Monsieur le président, mesdames et messieurs les membres du Conseil constitutionnel, nous avons l'honneur de vous déférer, en application du second alinéa de l'article 61 de la Constitution, l'ensemble de la loi portant réforme de l'hôpital et relative aux patients, à la santé et aux territoires.
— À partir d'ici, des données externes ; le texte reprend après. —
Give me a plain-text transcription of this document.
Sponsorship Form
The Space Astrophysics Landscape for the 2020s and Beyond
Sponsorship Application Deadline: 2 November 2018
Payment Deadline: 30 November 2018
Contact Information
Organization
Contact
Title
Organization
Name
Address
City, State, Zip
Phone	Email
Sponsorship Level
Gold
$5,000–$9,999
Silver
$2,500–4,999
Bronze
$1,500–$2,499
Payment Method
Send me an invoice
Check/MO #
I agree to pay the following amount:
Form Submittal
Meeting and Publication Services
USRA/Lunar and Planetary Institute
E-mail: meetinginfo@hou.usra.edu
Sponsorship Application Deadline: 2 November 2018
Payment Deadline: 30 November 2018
En critiquant l'ensemble de la loi, les auteurs de la saisine appellent le Conseil constitutionnel à exercer toute sa vigilance à l'égard d'un texte qui, initialement composé d'une trentaine d'articles au stade du projet de loi déposé devant le Parlement, comporte finalement 135 articles ! Conformément à votre jurisprudence relative aux dispositions sans lien avec le texte, vous n'hésiterez pas à invalider les cavaliers législatifs.
Cette loi qui vous est présentement déférée est également un objet législatif non identifié puisqu'elle a été votée par l'Assemblée nationale selon une procédure constitutionnelle différente de celle applicable au moment de son examen par le Sénat. Il est certes difficile d'y voir une inconstitutionnalité en soi. Il reste pour le moins étonnant que les droits des parlementaires, mais aussi ceux du Gouvernement, n'aient pas été les mêmes tout au long de l'examen du texte et que les sénateurs aient été, par exemple, appelés à se prononcer en séance publique sur le texte issu des travaux de la commission saisie au fond et non sur le texte issu des travaux de l'Assemblée.
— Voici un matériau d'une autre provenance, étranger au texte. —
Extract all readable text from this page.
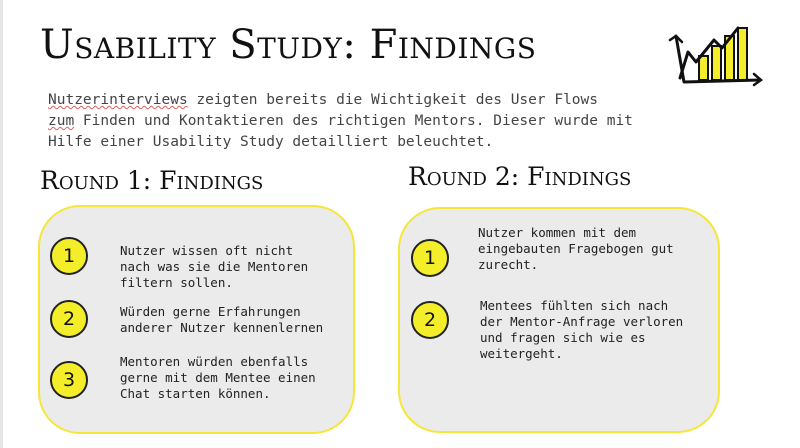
Usability Study: Findings

Nutzerinterviews zeigten bereits die Wichtigkeit des User Flows
zum Finden und Kontaktieren des richtigen Mentors. Dieser wurde mit Hilfe einer Usability Study detailliert beleuchtet.

Round 1: Findings	Round 2: Findings
1	Nutzer wissen oft nicht nach was sie die Mentoren filtern sollen.

2	Würden gerne Erfahrungen anderer Nutzer kennenlernen

3

Mentoren würden ebenfalls gerne mit dem Mentee einen Chat starten können.

1

Nutzer kommen mit dem eingebauten Fragebogen gut zurecht.

2

Mentees fühlten sich nach der Mentor-Anfrage verloren und fragen sich wie es weitergeht.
I. ―Sur l'incompétence négative et la méconnaissance du principe de clarté et d'accessibilité de la loi
A titre liminaire, les auteurs de la saisine appellent votre vigilance sur les articles de la loi dont la rédaction imprécise ou incomplète aboutirait à méconnaître les objectifs de clarté, d'accessibilité et d'intelligibilité de la loi que vous appliquez régulièrement, mais aussi l'article 34 de la Constitution dès lors que le législateur n'aurait pas épuisé sa propre compétence. A cet égard, de nombreuses dispositions renvoient au décret alors pourtant que la matière traitée exigeait que le Parlement définisse les règles applicables avec précision.
A cet égard, on s'étonnera que l'article 133 de la loi renvoie aux ordonnances de l'article 38 de la Constitution pour « modifier les parties législatives des codes et les dispositions non codifiées afin d'assurer la cohérence des textes au regard des dispositions de la présente loi et le respect de la hiérarchie des normes et abroger les dispositions, codifiées ou non, devenues sans objet ».
Ainsi, la loi ici critiquée qui comporte 135 articles, soit presque 4 fois plus de dispositions que le projet de loi initial, avoue sa propre incomplétude et les risques d'incohérence qui résultent de sa rédaction.
Tout cela pour ça, serait-on tenté d'écrire. C'est certainement faire œuvre de mauvaise législation que de renvoyer ainsi au régime des ordonnances la mise en cohérence de la loi votée avec le reste de la législation. C'est peu dire qu'en votant ce texte le législateur n'est pas allé au bout de sa propre compétence en ne tirant pas toutes les conséquences des dispositions adoptées et en fait l'aveu par cet « article-balai ».
A tout le moins, il conviendra d'invalider cette partie de l'article 133 de la loi.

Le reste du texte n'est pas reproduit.